What a great morning read — and all in the Star Tribune's A section on Wednesday. To wit:

Farm radio importance (and also the station I switched from when allowed to drive the family station wagon.)

Hunter Biden's sweetheart pleading.

State workers needing reasonable raises.

Convicted vehicular transgressor charged with murder after a Minnesota license renewal.

Claustrophobic readers sucking in air regarding the Titanic mystery.

Battery fire kills four at e-bike facility. (Even my condo monitors bike chargers!)

Trump's loose lips sinking his own ship.

But the highlight of the front section is the editorials, Readers Write and Opinion Exchange page.
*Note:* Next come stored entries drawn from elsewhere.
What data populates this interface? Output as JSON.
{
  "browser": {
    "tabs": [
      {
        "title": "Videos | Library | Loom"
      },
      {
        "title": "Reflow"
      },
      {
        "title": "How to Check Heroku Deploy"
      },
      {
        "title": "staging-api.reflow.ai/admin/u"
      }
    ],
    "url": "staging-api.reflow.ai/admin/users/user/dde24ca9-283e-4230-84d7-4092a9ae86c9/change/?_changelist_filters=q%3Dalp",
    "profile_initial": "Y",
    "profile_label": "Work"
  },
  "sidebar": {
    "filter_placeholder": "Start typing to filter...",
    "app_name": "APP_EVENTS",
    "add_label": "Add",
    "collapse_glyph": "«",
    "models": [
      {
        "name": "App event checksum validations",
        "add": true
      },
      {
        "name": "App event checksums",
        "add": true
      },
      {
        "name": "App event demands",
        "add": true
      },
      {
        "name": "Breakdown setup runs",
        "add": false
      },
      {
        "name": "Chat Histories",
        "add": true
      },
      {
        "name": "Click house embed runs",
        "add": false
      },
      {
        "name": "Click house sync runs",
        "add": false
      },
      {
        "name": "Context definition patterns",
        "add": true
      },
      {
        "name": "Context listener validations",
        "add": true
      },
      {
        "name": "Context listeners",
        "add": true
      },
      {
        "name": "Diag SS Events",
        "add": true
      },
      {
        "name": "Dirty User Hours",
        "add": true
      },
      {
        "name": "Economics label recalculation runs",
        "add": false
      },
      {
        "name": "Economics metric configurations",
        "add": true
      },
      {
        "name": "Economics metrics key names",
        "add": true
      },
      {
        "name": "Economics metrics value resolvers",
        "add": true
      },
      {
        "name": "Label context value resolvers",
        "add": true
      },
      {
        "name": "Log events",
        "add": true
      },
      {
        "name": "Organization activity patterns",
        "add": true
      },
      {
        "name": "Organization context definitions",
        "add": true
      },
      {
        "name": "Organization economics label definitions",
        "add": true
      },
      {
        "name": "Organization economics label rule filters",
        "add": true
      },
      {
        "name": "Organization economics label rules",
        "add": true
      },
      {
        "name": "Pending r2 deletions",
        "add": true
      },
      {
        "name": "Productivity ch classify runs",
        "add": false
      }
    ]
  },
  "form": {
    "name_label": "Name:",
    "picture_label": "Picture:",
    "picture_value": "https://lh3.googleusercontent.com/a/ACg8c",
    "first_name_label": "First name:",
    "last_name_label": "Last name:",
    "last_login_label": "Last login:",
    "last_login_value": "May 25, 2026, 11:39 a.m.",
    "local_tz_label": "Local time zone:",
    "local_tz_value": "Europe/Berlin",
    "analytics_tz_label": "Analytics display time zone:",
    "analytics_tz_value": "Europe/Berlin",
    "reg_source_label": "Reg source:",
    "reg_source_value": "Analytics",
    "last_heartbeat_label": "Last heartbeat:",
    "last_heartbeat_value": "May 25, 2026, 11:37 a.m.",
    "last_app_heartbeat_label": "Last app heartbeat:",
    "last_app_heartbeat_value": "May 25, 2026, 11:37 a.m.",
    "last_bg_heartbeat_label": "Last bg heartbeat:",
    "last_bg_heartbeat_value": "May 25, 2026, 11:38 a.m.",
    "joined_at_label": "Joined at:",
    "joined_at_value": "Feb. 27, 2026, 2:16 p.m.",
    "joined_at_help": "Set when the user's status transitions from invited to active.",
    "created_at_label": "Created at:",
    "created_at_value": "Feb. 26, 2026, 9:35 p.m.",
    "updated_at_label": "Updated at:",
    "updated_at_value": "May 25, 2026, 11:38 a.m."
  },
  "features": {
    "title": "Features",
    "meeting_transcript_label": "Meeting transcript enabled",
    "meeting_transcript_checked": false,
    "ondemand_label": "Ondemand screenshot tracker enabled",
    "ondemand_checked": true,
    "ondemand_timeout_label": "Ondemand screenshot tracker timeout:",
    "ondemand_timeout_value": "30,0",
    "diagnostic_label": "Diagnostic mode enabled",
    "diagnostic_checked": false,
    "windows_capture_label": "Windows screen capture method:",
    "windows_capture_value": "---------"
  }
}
Wow! A full half page on chocolate milk.

A reader's warm paean to summer with more adjectives and adverbs per column inch than imagined.

A dedicated teacher leaving the profession because of cellphones!

And finally two reasonable diatribes about St. Cloud State University. But the finale of those viewpoints raises a question. The author is SCSU president of Association of Administrative and Service Faculty (AASF) and associate director of orientation (ADO) at SCSU, as well as representing MSUAAFS and the MBA program and the MnSCU toward Equity 2030. (MnSCU/2030?) My question is: Is this representative compensated by the number of characters on her business card, or merely the number of capital letters?